The next day, government troops captured the Zakiyah crossroad on the Hama-Raqqa provincial border, bringing them to within 47 kilometers from the ISIL-controlled Tabqa Air base. Advances were hampered by ISIL's roadside bombs. Between 3 and 4 June, the Syrian Army returned to the Raqqa Governorate for the first time since 2014, and captured the first village inside the province (Abu Allaj), 35–40 kilometers from Tabqa.

The offensive was temporarily halted on 4 June due to a sandstorm, but continued several hours later. During this time, an ISIL counter-attack recaptured Abu Allaj village. The next day, the Syrian Army seized Tal SyriaTel hill, ISIL's last line of defense before the village, and soon after Abu Allaj was recaptured. Later that evening, the Syrian Army seized another village.

By 6 June, the military had advanced to within 24 kilometers of Tabqa Dam and Lake Assad, captured two more villages 30 kilometers from the air base, and was fighting at the al-Rasafeh crossroad and Raqqa international highway's police station. Meanwhile, ISIL launched a counter-attack at Ithriyah, with the SOHR reporting that the jihadists had cut the road between Salamiyah and Ithriyah, while Al-Manar stated the attack had been repelled.

On 7 June, the Syrian military was fighting 25 kilometers south of Tabqa in the al-Rasafeh area.

===Second week===
The Syrian Army reached the al-Rasafeh crossroad on June 8, and took control of the area two days later, with government forces being 15–20 kilometers from Tabqa. During the advance the military also seized the nearby oil fields. Throughout the day, tens of Russian and Syrian air-strikes hit ISIL positions at Tabqa.

On 11 June, five ISIL teenage suicide bombers attacked Army positions at the al-Rasafeh crossroad. Four bombers managed to blow themselves up, killing 8–16 soldiers, while the fifth, who was a 13-year-old boy, was captured. Meanwhile, the military was reportedly just several kilometers from the air base and waiting for reinforcements before attacking the base. On 12 June, the Army advanced within six kilometers west of the al-Rasafeh district, south of Raqqa.

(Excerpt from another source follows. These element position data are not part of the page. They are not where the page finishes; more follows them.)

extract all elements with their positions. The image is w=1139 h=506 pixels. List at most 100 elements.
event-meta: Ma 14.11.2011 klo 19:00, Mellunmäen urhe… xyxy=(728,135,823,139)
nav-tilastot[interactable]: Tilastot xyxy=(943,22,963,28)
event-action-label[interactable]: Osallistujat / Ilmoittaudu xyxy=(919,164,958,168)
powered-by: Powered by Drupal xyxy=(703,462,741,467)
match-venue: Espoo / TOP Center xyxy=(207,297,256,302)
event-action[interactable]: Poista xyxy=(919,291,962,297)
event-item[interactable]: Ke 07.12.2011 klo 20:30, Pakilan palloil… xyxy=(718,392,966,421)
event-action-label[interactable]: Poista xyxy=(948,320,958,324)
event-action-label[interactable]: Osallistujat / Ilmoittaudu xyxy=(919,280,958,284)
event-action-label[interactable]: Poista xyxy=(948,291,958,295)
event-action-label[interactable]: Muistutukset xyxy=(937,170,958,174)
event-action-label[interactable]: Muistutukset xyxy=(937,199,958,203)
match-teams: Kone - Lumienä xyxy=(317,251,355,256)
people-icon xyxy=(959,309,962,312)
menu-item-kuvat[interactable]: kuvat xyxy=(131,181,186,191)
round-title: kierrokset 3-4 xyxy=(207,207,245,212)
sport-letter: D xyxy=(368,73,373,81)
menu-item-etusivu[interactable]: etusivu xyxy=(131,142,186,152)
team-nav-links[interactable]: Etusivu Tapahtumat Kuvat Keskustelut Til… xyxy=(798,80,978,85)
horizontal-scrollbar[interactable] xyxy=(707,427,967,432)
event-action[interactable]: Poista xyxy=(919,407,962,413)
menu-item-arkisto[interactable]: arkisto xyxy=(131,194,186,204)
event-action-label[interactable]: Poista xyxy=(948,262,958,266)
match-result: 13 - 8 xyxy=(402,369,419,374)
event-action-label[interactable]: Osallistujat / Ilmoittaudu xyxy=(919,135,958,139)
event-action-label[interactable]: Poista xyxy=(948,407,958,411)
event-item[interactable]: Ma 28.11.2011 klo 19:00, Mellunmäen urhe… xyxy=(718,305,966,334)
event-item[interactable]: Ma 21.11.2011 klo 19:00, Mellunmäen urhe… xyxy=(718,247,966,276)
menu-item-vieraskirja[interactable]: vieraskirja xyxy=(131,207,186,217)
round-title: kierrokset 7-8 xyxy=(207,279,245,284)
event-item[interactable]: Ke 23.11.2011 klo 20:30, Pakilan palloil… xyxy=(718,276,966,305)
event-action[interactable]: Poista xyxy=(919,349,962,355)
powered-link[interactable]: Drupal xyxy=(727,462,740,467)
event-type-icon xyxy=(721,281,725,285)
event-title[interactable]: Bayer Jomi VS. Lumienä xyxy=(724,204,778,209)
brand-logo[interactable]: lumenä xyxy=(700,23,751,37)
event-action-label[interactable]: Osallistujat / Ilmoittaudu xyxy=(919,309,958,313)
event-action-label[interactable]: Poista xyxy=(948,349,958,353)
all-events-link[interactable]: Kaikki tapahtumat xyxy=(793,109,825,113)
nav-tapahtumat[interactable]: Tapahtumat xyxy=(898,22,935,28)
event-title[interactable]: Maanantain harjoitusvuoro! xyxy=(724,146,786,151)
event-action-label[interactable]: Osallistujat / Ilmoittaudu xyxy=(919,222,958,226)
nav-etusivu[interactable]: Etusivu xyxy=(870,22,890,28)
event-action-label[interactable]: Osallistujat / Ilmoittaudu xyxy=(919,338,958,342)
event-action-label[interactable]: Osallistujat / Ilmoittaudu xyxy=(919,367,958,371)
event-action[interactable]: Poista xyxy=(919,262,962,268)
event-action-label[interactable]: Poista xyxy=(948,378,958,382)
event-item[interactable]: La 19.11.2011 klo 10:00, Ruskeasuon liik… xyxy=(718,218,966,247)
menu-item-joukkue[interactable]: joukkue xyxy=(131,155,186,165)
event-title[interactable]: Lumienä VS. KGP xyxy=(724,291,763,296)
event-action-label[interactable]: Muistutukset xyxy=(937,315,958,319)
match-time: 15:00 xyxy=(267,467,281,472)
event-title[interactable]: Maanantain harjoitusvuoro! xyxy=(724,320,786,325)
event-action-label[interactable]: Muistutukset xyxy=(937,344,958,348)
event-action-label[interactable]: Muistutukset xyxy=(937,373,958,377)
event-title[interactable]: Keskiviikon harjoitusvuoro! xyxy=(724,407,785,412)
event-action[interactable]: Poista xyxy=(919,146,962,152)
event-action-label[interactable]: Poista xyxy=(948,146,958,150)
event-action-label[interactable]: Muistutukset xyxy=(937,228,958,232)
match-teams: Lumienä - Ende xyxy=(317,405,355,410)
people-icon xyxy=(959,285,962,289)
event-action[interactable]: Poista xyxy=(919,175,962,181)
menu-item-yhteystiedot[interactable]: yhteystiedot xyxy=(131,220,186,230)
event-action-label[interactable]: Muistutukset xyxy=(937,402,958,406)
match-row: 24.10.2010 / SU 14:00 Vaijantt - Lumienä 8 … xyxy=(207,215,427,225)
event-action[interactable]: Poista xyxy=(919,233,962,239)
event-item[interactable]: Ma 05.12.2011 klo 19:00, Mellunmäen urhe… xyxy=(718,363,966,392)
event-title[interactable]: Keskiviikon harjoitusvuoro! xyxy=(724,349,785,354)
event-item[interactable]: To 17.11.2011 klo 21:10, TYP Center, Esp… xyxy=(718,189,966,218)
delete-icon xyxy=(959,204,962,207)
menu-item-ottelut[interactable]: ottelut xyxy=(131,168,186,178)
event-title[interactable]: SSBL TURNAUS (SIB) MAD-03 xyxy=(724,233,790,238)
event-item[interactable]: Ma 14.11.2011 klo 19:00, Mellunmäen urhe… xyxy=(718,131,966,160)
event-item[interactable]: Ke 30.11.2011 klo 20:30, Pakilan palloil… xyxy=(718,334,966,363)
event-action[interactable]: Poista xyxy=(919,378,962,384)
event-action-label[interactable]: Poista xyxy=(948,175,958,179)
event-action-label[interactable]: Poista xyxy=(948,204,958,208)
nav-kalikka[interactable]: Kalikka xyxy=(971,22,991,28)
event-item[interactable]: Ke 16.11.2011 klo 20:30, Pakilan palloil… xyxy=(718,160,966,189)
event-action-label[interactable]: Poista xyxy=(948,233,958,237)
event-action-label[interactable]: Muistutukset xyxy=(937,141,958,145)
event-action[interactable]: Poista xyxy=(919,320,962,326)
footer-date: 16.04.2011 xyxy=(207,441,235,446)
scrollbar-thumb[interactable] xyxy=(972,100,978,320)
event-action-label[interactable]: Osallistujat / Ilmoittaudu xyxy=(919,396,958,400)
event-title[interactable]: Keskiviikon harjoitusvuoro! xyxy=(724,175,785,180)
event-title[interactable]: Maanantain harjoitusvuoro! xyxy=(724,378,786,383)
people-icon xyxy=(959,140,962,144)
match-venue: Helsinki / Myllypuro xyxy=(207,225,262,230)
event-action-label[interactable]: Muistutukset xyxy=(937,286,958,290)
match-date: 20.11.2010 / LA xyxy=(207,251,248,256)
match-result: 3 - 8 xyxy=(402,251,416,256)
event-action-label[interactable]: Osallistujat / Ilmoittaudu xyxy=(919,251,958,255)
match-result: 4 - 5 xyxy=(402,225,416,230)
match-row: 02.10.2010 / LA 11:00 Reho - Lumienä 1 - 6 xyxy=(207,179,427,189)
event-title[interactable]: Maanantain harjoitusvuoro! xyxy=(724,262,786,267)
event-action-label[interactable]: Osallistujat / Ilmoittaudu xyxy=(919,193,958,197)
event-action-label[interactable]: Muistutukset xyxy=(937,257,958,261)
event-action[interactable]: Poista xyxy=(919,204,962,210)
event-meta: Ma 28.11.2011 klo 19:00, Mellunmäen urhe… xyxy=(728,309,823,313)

Shortly after midnight on 13 June, an ISIL assault, including a suicide truck-bomber, was launched against Abu Allaj. The attack was eventually repelled.

===Third week===
After being stalled 15 kilometers from the air base for more than one week, the offensive was restarted on 19 June, and the Army quickly advanced to within seven kilometers of the base. During the advance, they captured the nearby Thawra oil field. However, later that day, an ISIL attack involving three suicide car-bombers pushed back the military and recaptured the oil field. 12 hours later, the next day, the Army launched a new assault towards the Thawrah oil field and managed, once again, to advance to less than seven or eight kilometers from the air base after taking back Thawrah. However, a new ISIL counter-attack later in the day recaptured both the Thawrah and Sfaiyeh oil fields, as well as the al-Rasafeh crossroad, pushing back the Army to the border of Raqqa province, 40 kilometers from the air base. In the evening, ISIL recaptured the village of Khirbat Zeidan, coming within striking distance of the Army’s positions at Albu Allaj.

The Syrian Army withdrew from Albu Allaj and the Rasafeh crossroad on 20 June. In course of the withdrawal, ISIL overran positions of Syrian Army and the government forces suffered heavy casualties, with 29 confirmed killed, 49 wounded and dozens missing-in-action, likely killed or captured. Among those killed was Major General Hassan Saado, who was the chief-of-staff of the 10th Mechanized Division. On 22 June, they withdrew from their final points in western Raqqa including Zakiyah crossroad and SyriaTel Hill, bringing the offensive to an end.